NACVGM 2020 – From Grinding to Grooving: An Investigation of Motoi Sakuraba’s RPG Combat Music


From the Abstract

Aaron Price

From Grinding to Grooving: An Investigation of Motoi Sakuraba’s RPG Combat Music

In role-playing games (RPGs) many players repetitively battle enemies in order to advance their characters, a process often referred to as grinding.  While grinding, players will hear the same combat music hundreds or even thousands of times.  Despite often being highly percussive and energetic, Stephen Armstrong found that the music heard while grinding instills a sense of stasis through repetitive melodic figures and stationary tonal centers.  This sense of status in the music, which Armstrong calls musicospatial statis, reflects the gameplay state of being temporarily removed from the exploratory or narrative space until the battle is complete.
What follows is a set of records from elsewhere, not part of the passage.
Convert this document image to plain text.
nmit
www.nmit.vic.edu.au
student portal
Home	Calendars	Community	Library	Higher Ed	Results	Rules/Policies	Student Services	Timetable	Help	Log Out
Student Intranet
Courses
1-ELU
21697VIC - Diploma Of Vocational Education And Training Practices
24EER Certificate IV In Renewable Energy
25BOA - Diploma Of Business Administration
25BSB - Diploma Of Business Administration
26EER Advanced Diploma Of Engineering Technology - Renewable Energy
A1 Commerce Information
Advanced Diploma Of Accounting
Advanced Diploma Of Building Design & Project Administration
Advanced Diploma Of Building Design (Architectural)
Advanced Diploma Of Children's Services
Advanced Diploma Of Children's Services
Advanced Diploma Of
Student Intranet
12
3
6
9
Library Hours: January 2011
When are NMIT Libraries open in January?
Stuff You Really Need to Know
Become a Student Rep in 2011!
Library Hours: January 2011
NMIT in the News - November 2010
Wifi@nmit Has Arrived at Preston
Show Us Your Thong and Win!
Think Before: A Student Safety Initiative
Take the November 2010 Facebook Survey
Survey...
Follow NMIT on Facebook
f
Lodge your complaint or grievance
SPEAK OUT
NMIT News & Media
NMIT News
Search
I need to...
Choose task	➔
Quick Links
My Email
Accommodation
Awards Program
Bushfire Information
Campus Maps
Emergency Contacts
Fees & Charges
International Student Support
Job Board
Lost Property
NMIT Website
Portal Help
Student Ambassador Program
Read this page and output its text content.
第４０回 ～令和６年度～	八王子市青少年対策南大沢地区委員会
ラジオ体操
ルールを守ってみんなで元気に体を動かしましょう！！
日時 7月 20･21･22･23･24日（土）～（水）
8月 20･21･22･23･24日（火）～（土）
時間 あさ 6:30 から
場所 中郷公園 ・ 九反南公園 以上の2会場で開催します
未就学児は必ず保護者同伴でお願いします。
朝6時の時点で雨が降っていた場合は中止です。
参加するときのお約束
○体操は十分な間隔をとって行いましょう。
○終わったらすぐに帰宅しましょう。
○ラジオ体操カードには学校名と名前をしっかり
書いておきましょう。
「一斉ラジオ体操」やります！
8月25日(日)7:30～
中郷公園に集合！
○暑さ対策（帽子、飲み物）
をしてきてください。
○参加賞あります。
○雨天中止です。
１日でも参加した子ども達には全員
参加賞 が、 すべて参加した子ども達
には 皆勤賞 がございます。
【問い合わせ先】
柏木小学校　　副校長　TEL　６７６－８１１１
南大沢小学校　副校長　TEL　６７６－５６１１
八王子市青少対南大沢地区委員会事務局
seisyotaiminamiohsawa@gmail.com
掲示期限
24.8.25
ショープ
Although musicospatial status is extremely common in RPG combat music, the music of Motoi Sakuraba is a notable exception: his combat compositions contain limited repeated material, fast-paced harmonic changes, and varied tonal centers.  I investigate how these elements of Sakuraba’s music correlate with scientific studies of groove phenomenology (the subconscious desire for the body to move with music) and how they could create further kinesthetic interaction with the game play.  Additionally, I examine how Sakuraba’s use of syncopations, appoggiaturas, and suspensions both create and then subvert listener exception, whereas many other combat themes tend to be more predictable in rhythm and harmony.  I then demonstrate how these elements of groove and subverted expectation in Sakuraba’s compositions fit within established theoretical metrics and models for measuring game play immersion.  This analysis reveals that despite not creating musicospatial statis, Sakuraba’s combat music is functional in utilizing groove and subversion to create further immersion in the grinding experience.